Cuando acabemos con
nosotros mismos va a ser por
curiosidad. Porque el hombre es incapaz de resistirse a sus potenciales.
El talento es tal vez el único placer que no se recomienda practicar moderadamente, sino al máximo. Sólo en alegorías fantásticas como Frozen o Hércules vemos a personajes conscientes y temerosos de las consecuencias de sus talentos. Personajes dispuestos, aunque siempre tentados, a no desarrollarse a cabalidad. Pero en la vida real, que es entre otras la historia y la lucha por los "avances", la inteligencia no se vive con moderación. Y tal vez no habría jamás la sugerencia de mermar las capacidades para evitar abusos políticos o pesadillas de ciencia ficción. No queremos que el temor, aunque real y bien infundado, sea enemigo del progreso.
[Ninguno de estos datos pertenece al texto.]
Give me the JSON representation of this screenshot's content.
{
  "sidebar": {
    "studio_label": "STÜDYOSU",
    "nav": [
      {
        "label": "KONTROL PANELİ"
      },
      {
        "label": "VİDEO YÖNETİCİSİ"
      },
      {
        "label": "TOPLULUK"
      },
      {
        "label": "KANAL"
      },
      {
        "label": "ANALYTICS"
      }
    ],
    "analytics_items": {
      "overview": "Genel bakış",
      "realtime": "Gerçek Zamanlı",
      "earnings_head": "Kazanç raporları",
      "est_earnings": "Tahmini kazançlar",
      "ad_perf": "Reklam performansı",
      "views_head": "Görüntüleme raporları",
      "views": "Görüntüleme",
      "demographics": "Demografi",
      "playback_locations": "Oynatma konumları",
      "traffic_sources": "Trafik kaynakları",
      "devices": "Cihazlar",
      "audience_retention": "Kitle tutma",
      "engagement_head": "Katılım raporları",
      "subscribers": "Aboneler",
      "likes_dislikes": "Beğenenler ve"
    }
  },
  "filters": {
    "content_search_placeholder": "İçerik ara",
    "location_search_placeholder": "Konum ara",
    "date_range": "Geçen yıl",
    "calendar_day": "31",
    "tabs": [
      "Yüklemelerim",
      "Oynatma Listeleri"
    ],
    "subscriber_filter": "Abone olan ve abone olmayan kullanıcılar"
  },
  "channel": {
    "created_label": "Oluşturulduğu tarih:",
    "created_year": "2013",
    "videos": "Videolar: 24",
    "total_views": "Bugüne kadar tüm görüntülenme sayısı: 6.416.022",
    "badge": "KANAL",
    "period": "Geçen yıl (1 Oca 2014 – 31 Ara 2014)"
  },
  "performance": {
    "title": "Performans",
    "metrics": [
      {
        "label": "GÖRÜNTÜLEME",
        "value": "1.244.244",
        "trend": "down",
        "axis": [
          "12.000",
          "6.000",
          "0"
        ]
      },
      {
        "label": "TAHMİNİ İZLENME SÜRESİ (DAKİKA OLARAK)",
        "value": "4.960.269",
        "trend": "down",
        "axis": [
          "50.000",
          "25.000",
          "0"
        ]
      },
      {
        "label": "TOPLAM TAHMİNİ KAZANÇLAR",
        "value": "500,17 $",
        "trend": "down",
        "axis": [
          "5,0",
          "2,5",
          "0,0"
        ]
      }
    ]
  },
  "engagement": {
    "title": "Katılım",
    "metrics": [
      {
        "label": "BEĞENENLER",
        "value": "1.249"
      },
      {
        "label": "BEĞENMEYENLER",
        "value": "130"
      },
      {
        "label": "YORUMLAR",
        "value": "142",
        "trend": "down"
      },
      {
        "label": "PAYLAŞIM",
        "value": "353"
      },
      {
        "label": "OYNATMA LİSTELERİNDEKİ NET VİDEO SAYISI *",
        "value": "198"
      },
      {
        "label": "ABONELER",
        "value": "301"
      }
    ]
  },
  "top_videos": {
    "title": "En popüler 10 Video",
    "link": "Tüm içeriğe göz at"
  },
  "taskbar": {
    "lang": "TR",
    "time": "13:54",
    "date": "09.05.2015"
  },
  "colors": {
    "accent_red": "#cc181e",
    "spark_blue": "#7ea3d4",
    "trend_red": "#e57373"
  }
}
La realidad liderada por la droga que es la inteligencia es inherente a nosotros. Se compone de todas las maravillas históricas que han resultado del intelecto y de la ambición del ser humano y que son en si mismas sugerencia del siniestro alcance del potencial de nuestra especie. Sus consecuencias llegarán, tarde o temprano, como han ido llegando de a poquito vestidas del brillo de la virtud. Es inevitable.
Y en el momento en el que el hombre se destruya a si mismo, observaremos el paisaje devastador y eléctrico sumidos en un estado de asombro. La mente del hombre es el principio y el fin y es terrible y maravillosa.